Meski datang dari keluarga bangsawan, ia tetap saja dikungkung oleh budaya. Budaya itu adalah “dipingit” yang mengharuskan anak perempuan Jawa untuk tinggal di rumah saja. Hasrat untuk sekolah dan menimba ilmu membuat Kartini memilih untuk belajar sendiri. Ia membaca buku-buku serta koran tentang bagaimana kemajuan berpikir perempuan Eropa. Kartini pun bertekad memajukan perempuan pribumi. Ia juga mulai menulis surat-surat kepada temannya yang sebagian besar berasal dari Belanda. Salah satunya kepada Abendanon. Ia menceritakan masa pingit selama empat tahun.

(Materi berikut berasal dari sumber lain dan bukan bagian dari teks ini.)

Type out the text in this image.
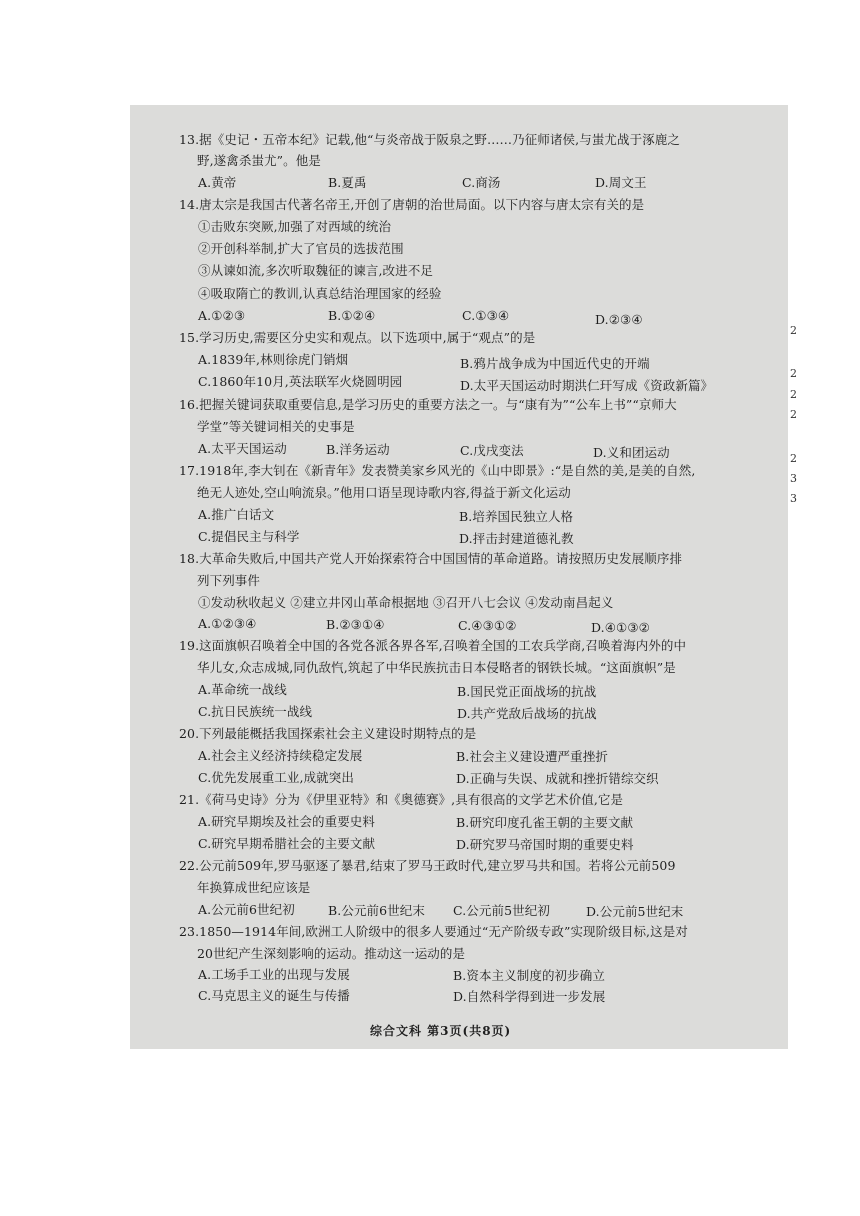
13.据《史记・五帝本纪》记载,他“与炎帝战于阪泉之野……乃征师诸侯,与蚩尤战于涿鹿之
野,遂禽杀蚩尤”。他是
A.黄帝	B.夏禹	C.商汤	D.周文王
14.唐太宗是我国古代著名帝王,开创了唐朝的治世局面。以下内容与唐太宗有关的是
①击败东突厥,加强了对西域的统治
②开创科举制,扩大了官员的选拔范围
③从谏如流,多次听取魏征的谏言,改进不足
④吸取隋亡的教训,认真总结治理国家的经验
A.①②③	B.①②④	C.①③④	D.②③④
15.学习历史,需要区分史实和观点。以下选项中,属于“观点”的是
A.1839年,林则徐虎门销烟	B.鸦片战争成为中国近代史的开端
C.1860年10月,英法联军火烧圆明园	D.太平天国运动时期洪仁玕写成《资政新篇》
16.把握关键词获取重要信息,是学习历史的重要方法之一。与“康有为”“公车上书”“京师大
学堂”等关键词相关的史事是
A.太平天国运动	B.洋务运动	C.戊戌变法	D.义和团运动
17.1918年,李大钊在《新青年》发表赞美家乡风光的《山中即景》:“是自然的美,是美的自然,
绝无人迹处,空山响流泉。”他用口语呈现诗歌内容,得益于新文化运动
A.推广白话文	B.培养国民独立人格
C.提倡民主与科学	D.抨击封建道德礼教
18.大革命失败后,中国共产党人开始探索符合中国国情的革命道路。请按照历史发展顺序排
列下列事件
①发动秋收起义 ②建立井冈山革命根据地 ③召开八七会议 ④发动南昌起义
A.①②③④	B.②③①④	C.④③①②	D.④①③②
19.这面旗帜召唤着全中国的各党各派各界各军,召唤着全国的工农兵学商,召唤着海内外的中
华儿女,众志成城,同仇敌忾,筑起了中华民族抗击日本侵略者的钢铁长城。“这面旗帜”是
A.革命统一战线	B.国民党正面战场的抗战
C.抗日民族统一战线	D.共产党敌后战场的抗战
20.下列最能概括我国探索社会主义建设时期特点的是
A.社会主义经济持续稳定发展	B.社会主义建设遭严重挫折
C.优先发展重工业,成就突出	D.正确与失误、成就和挫折错综交织
21.《荷马史诗》分为《伊里亚特》和《奥德赛》,具有很高的文学艺术价值,它是
A.研究早期埃及社会的重要史料	B.研究印度孔雀王朝的主要文献
C.研究早期希腊社会的主要文献	D.研究罗马帝国时期的重要史料
22.公元前509年,罗马驱逐了暴君,结束了罗马王政时代,建立罗马共和国。若将公元前509
年换算成世纪应该是
A.公元前6世纪初	B.公元前6世纪末 C.公元前5世纪初	D.公元前5世纪末
23.1850—1914年间,欧洲工人阶级中的很多人要通过“无产阶级专政”实现阶级目标,这是对
20世纪产生深刻影响的运动。推动这一运动的是
A.工场手工业的出现与发展	B.资本主义制度的初步确立
C.马克思主义的诞生与传播	D.自然科学得到进一步发展
综合文科 第3页(共8页)
2
2
2
2
2
3
3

“Usaha kami mempunyai dua tujuan, yaitu turut berusaha memajukan bangsa kami dan merintis jalan bagi saudara-saudara perempuan kami menuju keadaan yang lebih baik, yang lebih sepadan dengan martabat manusia,” tulis Kartini kepada Nellie van Kol pada tahun 1901 yang terdapat dalam Emansipasi: Surat-Surat Kepada Bangsanya, 1899-1904 (2017: hlm. 165). Kartini tak hanya memperjuangkan hak perempuan zaman itu. Sitisoemandari Soeroto dalam Kartini Sebuah Biografi (1979) menunjukkan bahwa konsep tentang bangsa yang tersirat dalam surat-surat Kartini yang berperan mendorong kemunculan kelompok diskusi tentang nasionalisme. “Kartini menduduki tempat khusus dalam Sejarah Indonesia Modern sebagai Ibu Nasionalisme,” kata Sitisoemandari Soeroto dalam bagian penutup Kartini Sebuah Biografi (1979).

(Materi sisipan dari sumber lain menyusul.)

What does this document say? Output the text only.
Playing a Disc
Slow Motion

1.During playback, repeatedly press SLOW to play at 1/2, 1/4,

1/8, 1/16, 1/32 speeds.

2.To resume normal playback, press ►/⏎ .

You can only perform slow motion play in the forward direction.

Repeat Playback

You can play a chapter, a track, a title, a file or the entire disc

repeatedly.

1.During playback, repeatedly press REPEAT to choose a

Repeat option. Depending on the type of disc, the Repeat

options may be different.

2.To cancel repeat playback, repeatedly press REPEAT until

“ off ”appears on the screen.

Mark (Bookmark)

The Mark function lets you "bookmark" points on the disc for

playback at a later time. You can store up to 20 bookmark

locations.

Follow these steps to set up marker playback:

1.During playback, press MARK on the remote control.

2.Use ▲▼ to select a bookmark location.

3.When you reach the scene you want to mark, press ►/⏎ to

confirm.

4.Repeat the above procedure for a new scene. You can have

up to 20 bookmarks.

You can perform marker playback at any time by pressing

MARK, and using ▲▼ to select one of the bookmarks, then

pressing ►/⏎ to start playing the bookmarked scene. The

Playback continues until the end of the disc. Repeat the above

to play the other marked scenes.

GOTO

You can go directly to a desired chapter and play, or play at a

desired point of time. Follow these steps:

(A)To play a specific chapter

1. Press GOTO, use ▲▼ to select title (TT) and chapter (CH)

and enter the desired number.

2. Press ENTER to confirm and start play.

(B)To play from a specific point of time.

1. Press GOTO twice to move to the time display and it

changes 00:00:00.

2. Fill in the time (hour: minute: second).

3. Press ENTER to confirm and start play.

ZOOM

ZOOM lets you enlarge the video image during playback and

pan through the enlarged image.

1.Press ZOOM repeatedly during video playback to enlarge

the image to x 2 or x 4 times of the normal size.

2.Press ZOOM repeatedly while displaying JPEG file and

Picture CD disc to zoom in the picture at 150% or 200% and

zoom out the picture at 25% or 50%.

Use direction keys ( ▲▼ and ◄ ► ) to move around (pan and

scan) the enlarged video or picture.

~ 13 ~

Surat-surat Kartini diterbitkan berjudul Door Duisternis Tot Licht (Habis Gelap Terbitlah Terang) yang rilis pada 1911. Sementara itu Agnes Louise Symmers men-terjemahkannya ke dalam bahasa Inggris dengan judul Letters of A Javanese Princess. Pemikiran dan gagasan Kartini mulai dibicarakan saat Notosoeroto memimpin Perhimpunan Indonesia (PI) yang berfungsi sebagai wadah politik para pelajar Indonesia di Belanda. Pada 24 Desember 1911 Notosoeroto bahkan mengadakan rapat yang khusus.
Dalam rapat itu, Ia menyampaikan pidato berjudul “Buah Pikiran Raden Ajeng Kartini sebagai Pedoman Perhimpunan Hindia.” “Bukan nasionalisme yang sempit, bukan peniruan unsur asing dengan sikap memandang rendah diri sendiri, melainkan membangun terus di atas dasar sendiri yang baik, menuju cita-cita manusia yang lazim,” kata Notosoeroto yang dikutip Harry A. Poeze dalam Di Negeri Penjajah: Orang Indonesia di Negeri Belanda, 1600-1950 (2008:78).
Gagasan nasionalisme Kartini tidak hanya dirayakan kaum pergerakan di Belanda, tapi juga di Tanah Air. Ide pembentukan kelompok diskusi Kartini tercetus di Jawa selang setahun usai surat-surat Kartini diterbitkan di Belanda. Pemikiran-pemikiran Kartini juga mulai mengubah pandangan masyarakat Belanda terhadap perempuan pribumi di Jawa. Pada 1922, Balai Pustaka menerbitkan “Habis Gelap Terbitlah Terang: Boeah Pikiran”. Kemudian tahun 1938, dirilis Habis Gelap Terbitlah Terang versi Armijn Pane, seorang sastrawan Pujangga Baru. Kartini meninggal usai melahirkan anaknya, Soesalit Djojoadhiningrat, pada 17 September 1904. Kala itu Kartini baru berusia 25 tahun.